ACC&D supports traditional surgeries but recognizes that spay/neuter alone can’t control the tide of unwanted dog and cat births. For shelters and rescue groups, spay/neuter “takes a lot of their money, a lot of their time, and many of them know they aren’t reaching as many animals as they need to in their community,” Briggs explains. “Some shelters struggle to spay and neuter all the intact animals that come into their shelter and can’t even reach back out to the community to try to stem the flow of litters that enter.”
ACC&D will tackle the issue at its 6th International Symposium on Non-Surgical Contraceptive Methods of Pet Population Control from July 22-24 in Boston. The 2018 symposium will be ACC&D’s first in five years, and Briggs expects two and a half days of “really interesting sessions” featuring more than 40 speakers and attendees from at least 10 countries. The symposium typically draws about 200 people, and Briggs says the attendees are a unique mix of research scientists, animal welfare personnel working in the field to control overpopulation, and representatives of pharmaceutical companies looking to take research ideas to the marketplace.

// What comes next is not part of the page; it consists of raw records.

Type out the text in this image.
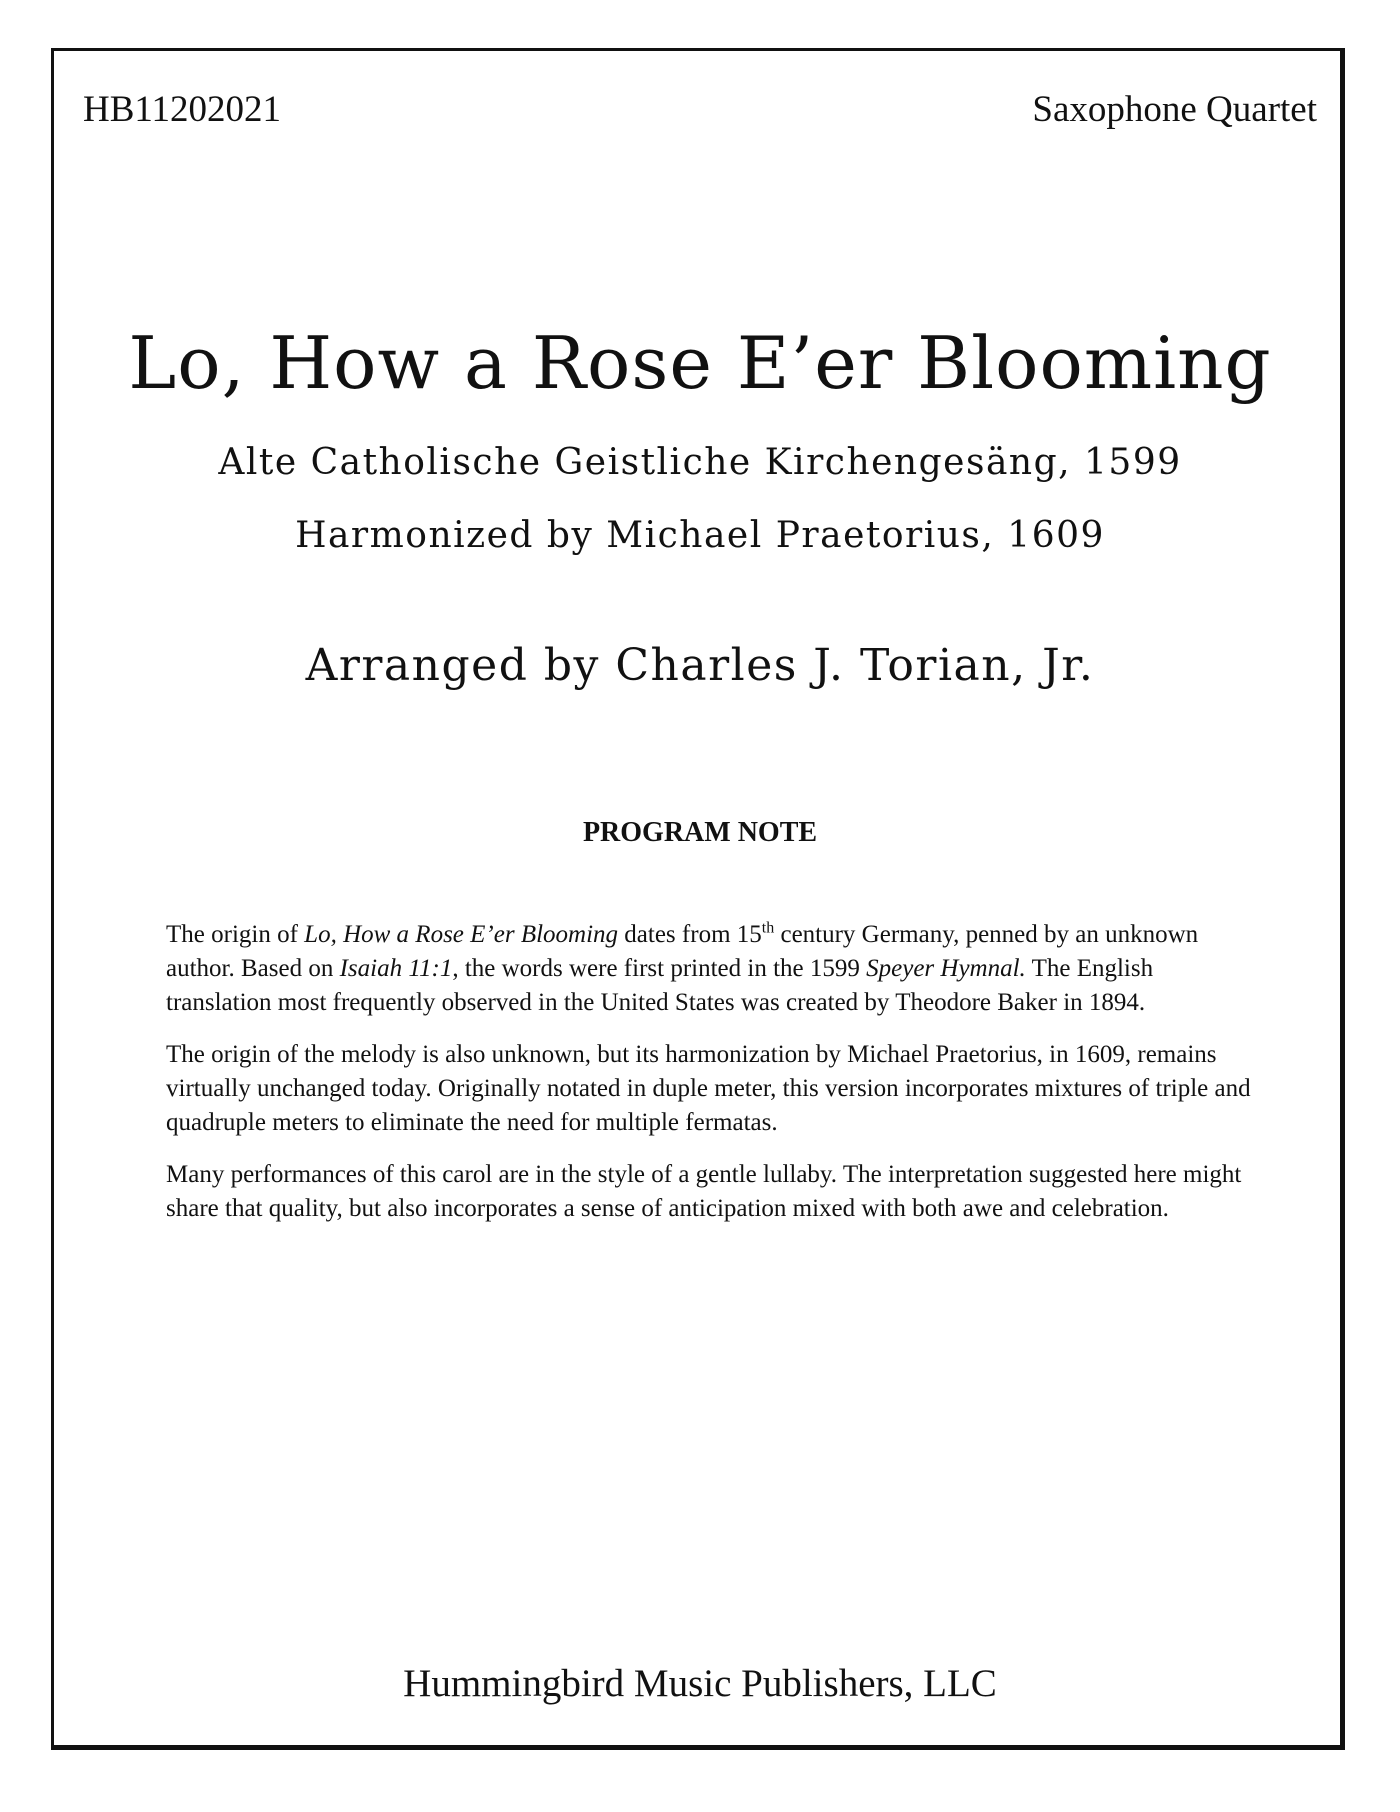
HB11202021	Saxophone Quartet
Lo, How a Rose E’er Blooming
Alte Catholische Geistliche Kirchengesäng, 1599
Harmonized by Michael Praetorius, 1609
Arranged by Charles J. Torian, Jr.
PROGRAM NOTE

The origin of Lo, How a Rose E’er Blooming dates from 15th century Germany, penned by an unknown author. Based on Isaiah 11:1, the words were first printed in the 1599 Speyer Hymnal. The English translation most frequently observed in the United States was created by Theodore Baker in 1894.

The origin of the melody is also unknown, but its harmonization by Michael Praetorius, in 1609, remains virtually unchanged today. Originally notated in duple meter, this version incorporates mixtures of triple and quadruple meters to eliminate the need for multiple fermatas.

Many performances of this carol are in the style of a gentle lullaby. The interpretation suggested here might share that quality, but also incorporates a sense of anticipation mixed with both awe and celebration.

Hummingbird Music Publishers, LLC
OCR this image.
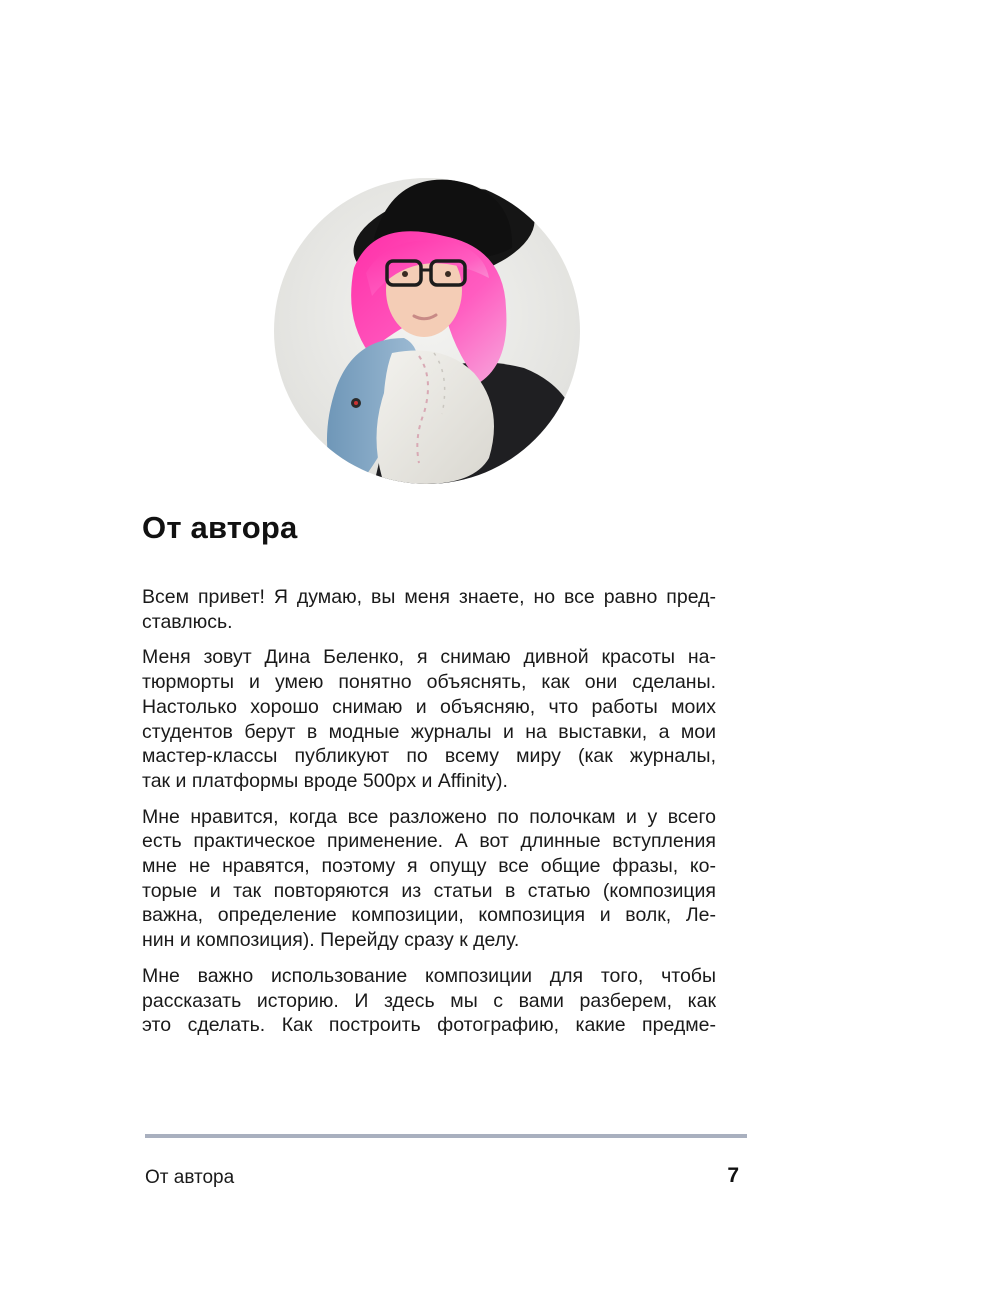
От автора

Всем привет! Я думаю, вы меня знаете, но все равно пред-
ставлюсь.

Меня зовут Дина Беленко, я снимаю дивной красоты на-
тюрморты и умею понятно объяснять, как они сделаны.
Настолько хорошо снимаю и объясняю, что работы моих
студентов берут в модные журналы и на выставки, а мои
мастер-классы публикуют по всему миру (как журналы,
так и платформы вроде 500px и Affinity).

Мне нравится, когда все разложено по полочкам и у всего
есть практическое применение. А вот длинные вступления
мне не нравятся, поэтому я опущу все общие фразы, ко-
торые и так повторяются из статьи в статью (композиция
важна, определение композиции, композиция и волк, Ле-
нин и композиция). Перейду сразу к делу.

Мне важно использование композиции для того, чтобы
рассказать историю. И здесь мы с вами разберем, как
это сделать. Как построить фотографию, какие предме-

От автора	7
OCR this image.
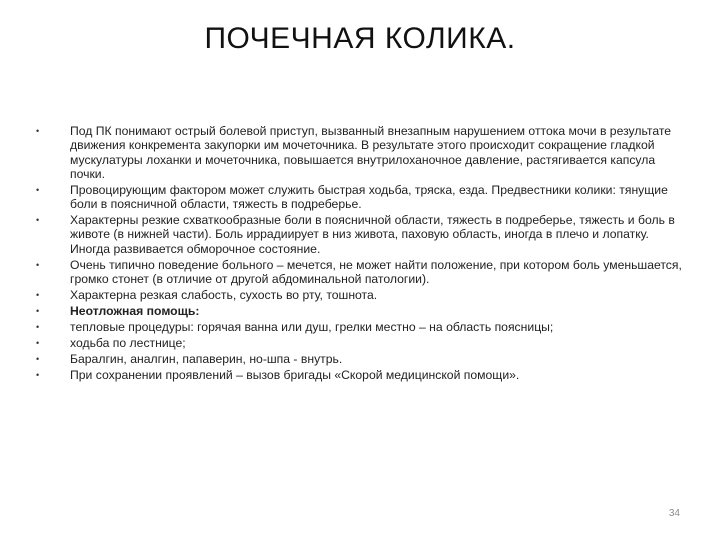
ПОЧЕЧНАЯ КОЛИКА.
•	Под ПК понимают острый болевой приступ, вызванный внезапным нарушением оттока мочи в результате движения конкремента закупорки им мочеточника. В результате этого происходит сокращение гладкой мускулатуры лоханки и мочеточника, повышается внутрилоханочное давление, растягивается капсула почки.
•	Провоцирующим фактором может служить быстрая ходьба, тряска, езда. Предвестники колики: тянущие боли в поясничной области, тяжесть в подреберье.
•	Характерны резкие схваткообразные боли в поясничной области, тяжесть в подреберье, тяжесть и боль в животе (в нижней части). Боль иррадиирует в низ живота, паховую область, иногда в плечо и лопатку. Иногда развивается обморочное состояние.
•	Очень типично поведение больного – мечется, не может найти положение, при котором боль уменьшается, громко стонет (в отличие от другой абдоминальной патологии).
•	Характерна резкая слабость, сухость во рту, тошнота.
•	Неотложная помощь:
•	тепловые процедуры: горячая ванна или душ, грелки местно – на область поясницы;
•	ходьба по лестнице;
•	Баралгин, аналгин, папаверин, но-шпа - внутрь.
•	При сохранении проявлений – вызов бригады «Скорой медицинской помощи».
34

“We’ve had a lot of lessons learned over the past five years, and there is a whole new dialogue to start about the kind of technology that could take us where we want to go,” Briggs says. There will be a particular emphasis on cats, with topics ranging from contraceptive vaccine studies to new research on an ear tattoo that glows and is delivered painlessly via a patch.
In 2008, Found Animals (a private foundation) launched the Michelson Prize & Grants in Reproductive Biology program, offering $50 million in research grants and a $25 million prize for the development of a single-dose, permanent, reasonably priced, nonsurgical sterilant for male and female dogs and cats. To date, the program has awarded about $15 million in grants, and a product meeting the criteria for the grand prize has not yet been developed.
The Michelson-funded research has helped clarify which technologies have promise for the animal care and control field, Briggs says. “There are several approaches that can suppress fertility for up to one year, and that may be enough for pet owners willing to come back to the vet on a yearly basis, but not suitable for a single-treatment, lifetime suppression likely needed for effective population control,” she explains. Gene transfer, which has the potential to suppress reproduction in cats and dogs for a lifetime with a single injection, is a promising technology that will be discussed at several ACC&D symposium sessions.
Briggs acknowledges that development of the kind of product ACC&D is seeking could be a decade away. Ten years “can seem like a long time,” she says, “ … but I anticipate being able to save lives to an extent we haven’t yet reached here in the States, in a way that is not as demanding of veterinarians or nonprofit finances.”